I think I have a proper filter setup in /opt/custom/etc/rsyslog.d/kvm.conf :msg, contains, "unimplemented perfctr wrmsr" /var/adm/messages & ~

kfr- commented 8 years ago

If the filter is setup correctly, I should no longer see "unimplemented perfctr wrmsr" messages.

rmustacc commented 8 years ago

Well, if it's causing the host to hang, then can you generate an NMI when that happens and verify that you can't ping and use the console before that.

kfr- commented 8 years ago

I know I can't ping the console and I can't ssh into the host.

kfr- commented 8 years ago

Going to generate an NMI as per https://wiki.smartos.org/pages/viewpage.action?pageId=754743 the next time it happens. I will report back.

ingenthr commented 8 years ago

The host was hung in my case as well. I moved to lx brand VMs for now, but may need thost KVMs again at some point. I can try to get to another hang if it'd be helpful. My host doesn't have a BMC, so I'd need to see if it has a hardware NMI to get a crash dump or need to set a breakpoint somewhere useful.
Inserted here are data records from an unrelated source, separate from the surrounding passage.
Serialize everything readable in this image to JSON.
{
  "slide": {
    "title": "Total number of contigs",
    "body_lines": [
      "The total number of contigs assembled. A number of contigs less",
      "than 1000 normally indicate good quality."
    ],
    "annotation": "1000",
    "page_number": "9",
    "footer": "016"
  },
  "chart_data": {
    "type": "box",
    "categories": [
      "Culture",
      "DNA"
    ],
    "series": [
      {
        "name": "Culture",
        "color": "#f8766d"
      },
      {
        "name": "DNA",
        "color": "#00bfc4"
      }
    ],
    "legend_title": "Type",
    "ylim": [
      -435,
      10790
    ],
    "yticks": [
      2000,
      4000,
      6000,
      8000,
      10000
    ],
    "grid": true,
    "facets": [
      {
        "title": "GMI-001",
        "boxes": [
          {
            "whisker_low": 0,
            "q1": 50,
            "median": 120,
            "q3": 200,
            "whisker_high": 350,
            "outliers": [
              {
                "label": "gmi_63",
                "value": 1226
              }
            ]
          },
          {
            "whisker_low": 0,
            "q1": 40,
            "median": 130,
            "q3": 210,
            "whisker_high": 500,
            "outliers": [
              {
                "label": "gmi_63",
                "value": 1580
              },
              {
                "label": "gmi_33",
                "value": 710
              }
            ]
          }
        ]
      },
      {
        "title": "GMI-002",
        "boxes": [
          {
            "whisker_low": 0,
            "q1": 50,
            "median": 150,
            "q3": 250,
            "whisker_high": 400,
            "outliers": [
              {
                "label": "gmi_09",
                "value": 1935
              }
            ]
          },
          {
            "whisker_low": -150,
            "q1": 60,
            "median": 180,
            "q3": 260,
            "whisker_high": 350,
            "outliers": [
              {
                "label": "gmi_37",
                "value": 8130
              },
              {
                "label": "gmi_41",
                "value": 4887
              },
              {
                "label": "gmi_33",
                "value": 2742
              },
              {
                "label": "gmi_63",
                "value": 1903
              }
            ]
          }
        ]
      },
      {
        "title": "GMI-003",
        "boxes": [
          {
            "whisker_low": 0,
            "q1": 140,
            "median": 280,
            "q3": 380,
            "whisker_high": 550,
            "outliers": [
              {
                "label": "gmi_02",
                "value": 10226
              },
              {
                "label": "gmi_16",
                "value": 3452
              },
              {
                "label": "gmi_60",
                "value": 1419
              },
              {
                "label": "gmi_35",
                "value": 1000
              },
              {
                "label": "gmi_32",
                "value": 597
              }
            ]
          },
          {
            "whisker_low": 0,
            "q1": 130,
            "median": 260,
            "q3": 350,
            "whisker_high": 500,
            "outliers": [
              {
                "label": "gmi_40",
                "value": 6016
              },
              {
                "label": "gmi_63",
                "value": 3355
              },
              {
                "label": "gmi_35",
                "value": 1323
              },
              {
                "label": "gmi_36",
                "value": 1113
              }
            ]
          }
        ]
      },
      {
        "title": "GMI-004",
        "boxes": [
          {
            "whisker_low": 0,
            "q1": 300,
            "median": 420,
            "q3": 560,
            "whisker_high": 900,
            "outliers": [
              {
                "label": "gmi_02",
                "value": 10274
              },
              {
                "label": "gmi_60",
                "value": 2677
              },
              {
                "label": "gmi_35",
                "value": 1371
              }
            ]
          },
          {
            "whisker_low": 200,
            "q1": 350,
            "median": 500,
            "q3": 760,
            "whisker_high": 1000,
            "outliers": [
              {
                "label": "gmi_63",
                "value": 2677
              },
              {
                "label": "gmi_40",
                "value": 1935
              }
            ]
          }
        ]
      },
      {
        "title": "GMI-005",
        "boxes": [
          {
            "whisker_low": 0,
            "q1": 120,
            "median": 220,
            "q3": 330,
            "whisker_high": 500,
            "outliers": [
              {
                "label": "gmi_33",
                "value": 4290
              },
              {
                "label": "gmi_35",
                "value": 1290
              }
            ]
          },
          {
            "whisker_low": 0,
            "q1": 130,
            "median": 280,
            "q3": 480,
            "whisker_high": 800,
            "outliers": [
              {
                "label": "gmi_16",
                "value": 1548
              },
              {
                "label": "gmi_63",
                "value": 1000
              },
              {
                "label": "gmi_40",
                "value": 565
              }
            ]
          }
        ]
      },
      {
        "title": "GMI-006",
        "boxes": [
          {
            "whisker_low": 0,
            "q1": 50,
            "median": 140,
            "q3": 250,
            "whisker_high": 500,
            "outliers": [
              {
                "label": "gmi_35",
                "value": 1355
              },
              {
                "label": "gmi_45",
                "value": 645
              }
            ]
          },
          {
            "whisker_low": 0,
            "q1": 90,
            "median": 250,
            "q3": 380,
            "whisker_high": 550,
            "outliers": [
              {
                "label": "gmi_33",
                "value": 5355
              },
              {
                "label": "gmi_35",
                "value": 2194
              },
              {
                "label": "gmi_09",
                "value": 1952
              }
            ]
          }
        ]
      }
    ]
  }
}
I've done this before but it's been a while, so I'm glad to get more data if it's useful.

davefinster commented 8 years ago

If it's of any usefulness, I just observed this on an old box running 20150123T200224Z that has its disks attached via a JBOD array that was suffering from both a very low available DRAM condition (mistakenly almost over-committed, as such free list showed <1GB available) and what appeared to be faulty SLOG SSDs exhibiting insanely high I/O latency. These SSDs are SATA Intel devices residing in a JBOD.
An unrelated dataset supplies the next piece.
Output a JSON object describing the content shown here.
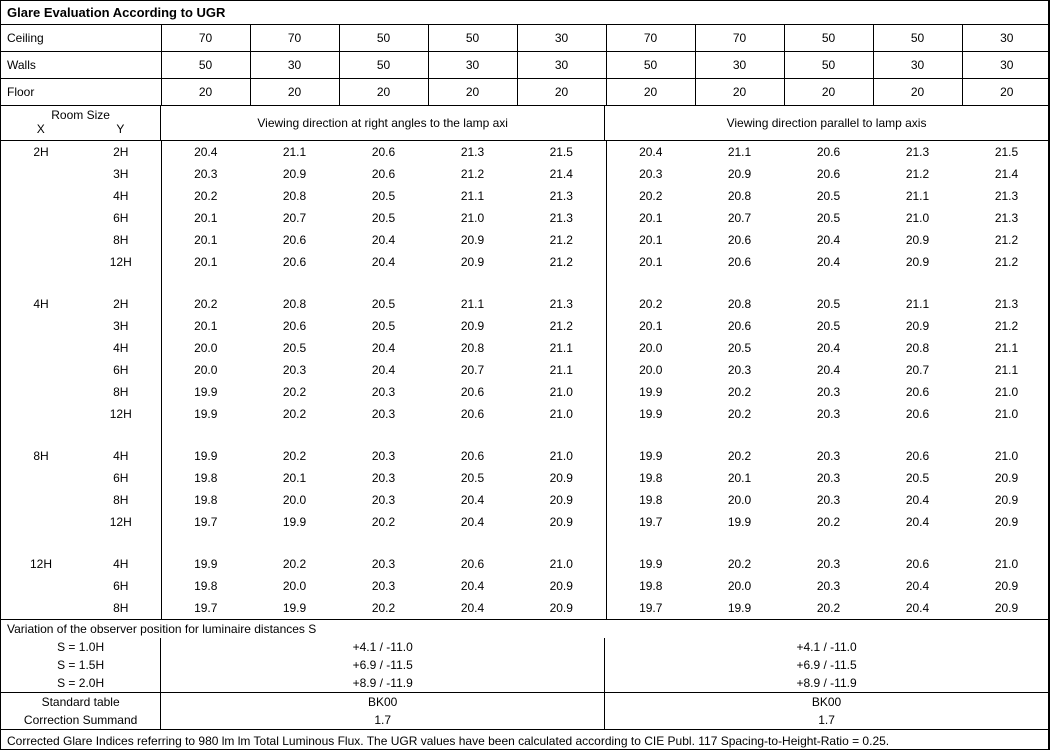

After a reboot, as VMs were being started, the host would eventually hang - keyboard I/O on consoles would still be accepted and be displayed, but nothing would make forward progress.

Removing the SLOG SSDs from service resolved the problem. Unfortunately I did not get a chance to inject an NMI/obtain a dump but if it happens again I'll be sure to give it a try.